A VAMboozled! folllower, Dan Wright, who is also a statistician at ACT (the nonprofit company famously known for developing the college-entrance ACT test), wrote me an email a few weeks ago about his informed and statistical take on VAMs. I invited him to write a post for you all here. His response, with my appreciation, follows:
“I am part cognitive scientist, part statistician, and I work for ACT, Inc. About a year ago I was asked whether value-added models (VAMs) provide good estimates of teacher effectiveness. I found lots of papers that examined if different statistical models gave similar answers to each other and lots showing certain groups tended to have lower scores, but all of these papers seemed to bypass the question I was interested in: do VAMs accurately estimate teacher effectiveness? I began looking at this and Audrey invited me to write a guest blog post describing what I found.
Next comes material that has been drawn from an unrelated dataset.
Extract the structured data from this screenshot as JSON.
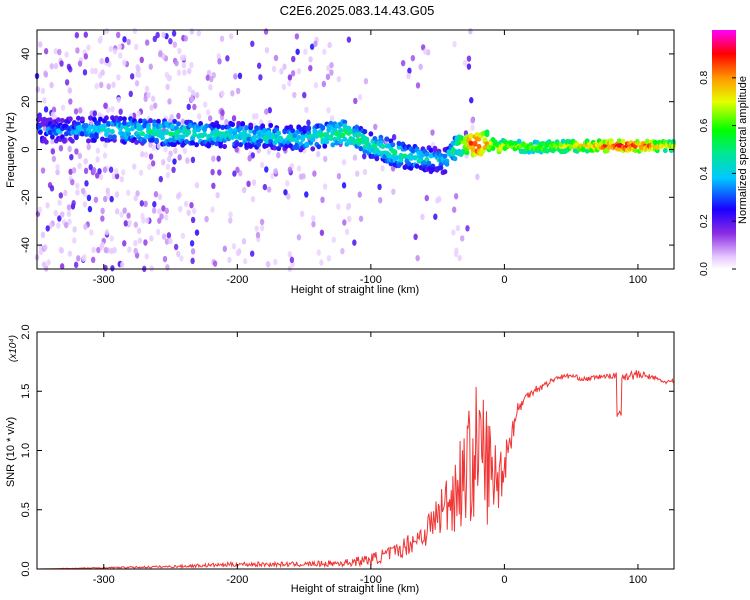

The difficulty is that in the real world we don’t really know how effective a teacher, that is in “objective” terms, so that we do not have much with which to compare our VAM estimates. Hence, a popular alternative/way for statisticians to decide if an estimation method is good or bad is to simulate data using particular values, and then see if the method produces estimates that are similar to the values expected.
The trick is how to create the simulation data to do this. It is necessary to have some model for how the data arise. Hence, I will use a simple model to demonstrate the problem. It is usually best to start with simple models, make sure the statistical procedures work, and then progress to more complex models. On that note, I have an under review paper that goes into more details with other models with more simulation studies. Email me if you want a copy.
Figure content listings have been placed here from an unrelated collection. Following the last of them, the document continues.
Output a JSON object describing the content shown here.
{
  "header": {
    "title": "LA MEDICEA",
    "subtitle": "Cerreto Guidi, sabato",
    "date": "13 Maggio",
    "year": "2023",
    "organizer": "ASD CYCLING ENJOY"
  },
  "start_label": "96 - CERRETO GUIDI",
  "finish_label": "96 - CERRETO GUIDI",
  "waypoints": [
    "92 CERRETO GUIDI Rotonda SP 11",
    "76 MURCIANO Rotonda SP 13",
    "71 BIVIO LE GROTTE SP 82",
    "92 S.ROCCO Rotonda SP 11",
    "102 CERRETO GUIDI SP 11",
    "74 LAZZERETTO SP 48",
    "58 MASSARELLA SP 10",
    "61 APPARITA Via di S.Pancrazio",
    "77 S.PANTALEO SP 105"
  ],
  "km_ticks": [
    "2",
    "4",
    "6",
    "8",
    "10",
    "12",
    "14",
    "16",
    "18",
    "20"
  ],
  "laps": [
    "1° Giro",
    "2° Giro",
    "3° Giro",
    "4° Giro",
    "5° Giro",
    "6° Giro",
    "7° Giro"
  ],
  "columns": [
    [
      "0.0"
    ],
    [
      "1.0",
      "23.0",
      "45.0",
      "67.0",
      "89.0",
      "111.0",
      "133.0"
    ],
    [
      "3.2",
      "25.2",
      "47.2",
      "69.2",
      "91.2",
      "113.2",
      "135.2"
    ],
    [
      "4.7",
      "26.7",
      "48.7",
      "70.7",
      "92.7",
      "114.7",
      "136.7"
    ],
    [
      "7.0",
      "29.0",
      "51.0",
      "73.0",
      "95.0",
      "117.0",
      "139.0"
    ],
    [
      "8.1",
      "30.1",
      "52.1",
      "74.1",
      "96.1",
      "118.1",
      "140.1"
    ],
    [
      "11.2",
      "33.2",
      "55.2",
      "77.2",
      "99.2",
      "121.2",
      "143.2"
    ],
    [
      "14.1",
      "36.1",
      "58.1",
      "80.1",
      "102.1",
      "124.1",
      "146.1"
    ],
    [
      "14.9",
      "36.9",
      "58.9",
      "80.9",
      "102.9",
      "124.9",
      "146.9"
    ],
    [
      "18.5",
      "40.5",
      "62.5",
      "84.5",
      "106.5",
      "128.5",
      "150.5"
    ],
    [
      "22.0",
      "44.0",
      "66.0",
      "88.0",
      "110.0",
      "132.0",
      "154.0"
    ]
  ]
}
Anyhow, the model I used to create the data for this simulation starts with three variables. The first encapsulates everything about the students that is unique to them, including ability, effort, grit, and even the home environment (called AB in the code below). The second encapsulates all the neighborhood and environmental factors that can influence everything from financial spending in schools to which teachers are hired (called NE). This value is unique to each teacher (so it is simpler than real data where teachers are nested in schools). The third is teacher effectiveness (called TE). I created it from the neighborhood variable plus some random variation. These three variables would be unmeasured in a real data set (of course, some elements of them may be measured, but not all elements of them), but in a computer simulation their values are known.
In addition, there are two sets of test scores. The first are scores from before the student has encountered the teacher (called PRE). They are created by adding the student ability variable, the neighborhood variable, and some random variation. The second set of test scores are from after the student has encountered the teacher (called POST). They are created by adding the first set of test scores, the student ability variable, one-fifth of the teacher effectiveness variable (less than the other effects since the impact of a single teacher is usually estimated at about 10% or less of student achievement), and some random variation.
Again, however, this model is simpler than real educational data. Accordingly, there are no complications like missing values, teachers nested within schools, etc. Also, I will use a very simple VAM, just using the first set of scores to predict the second set of scores, but allowing for random variation by teachers and by students. Given the importance placed on the results of VAMs in many different countries and in many industries (not just in education), this method should work…Right?
Theories about causation actually suggest that there will be a problem. I won’t go into the details about this (again, email me for my paper if you want more information), but using the first set of scores in the VAM allows information to flow between the teacher effectiveness variable and the second set of test scores through the other unmeasured variables. This messes up trying to measure the effect of teachers on the final scores.
But let’s see if a simulation supports that this is problematic as well. The simulation used the freeware R and the code is below so that you can repeat it, if you want, or change the values. Download R onto your computer (follow the instructions on http://cran.us.r-project.org/), open it, copy the code, and paste it into R. The # sign means R ignores the remainder of the line so I have used that to make comments. If you think another set of numbers are more realistic, put those in. Or construct the data in some other way. One nice thing about simulations is you can keep trying all sorts of things.
For the values used, the correlation is -.13. A negative correlation means the teachers who are more effective tend to have lower estimated teacher effectiveness scores. That’s not good. That’s bad! Don’t get hung up with this specific number, though, as it moves around depending on how the data are constructed. The correlation can go up (e.g., change any one, but not two, of the first four values to -1) and down (e.g., increase the size of AB2POST to 2).
Given this, there is a conclusion, as well as a recommendation. The conclusion is that value-added estimates can be very inaccurate for what seem to be highly commonsensical and plausible models for how the data could arise, and where they are bad is predicted from theories of causation. The recommendation is that those promoting and those critical of VAMs should write down plausible models for how they think the data in which they are interested arose and see if the statistical procedures used perform well.
*The personal opinions expressed do not necessarily represent the views and opinions of ACT, Inc.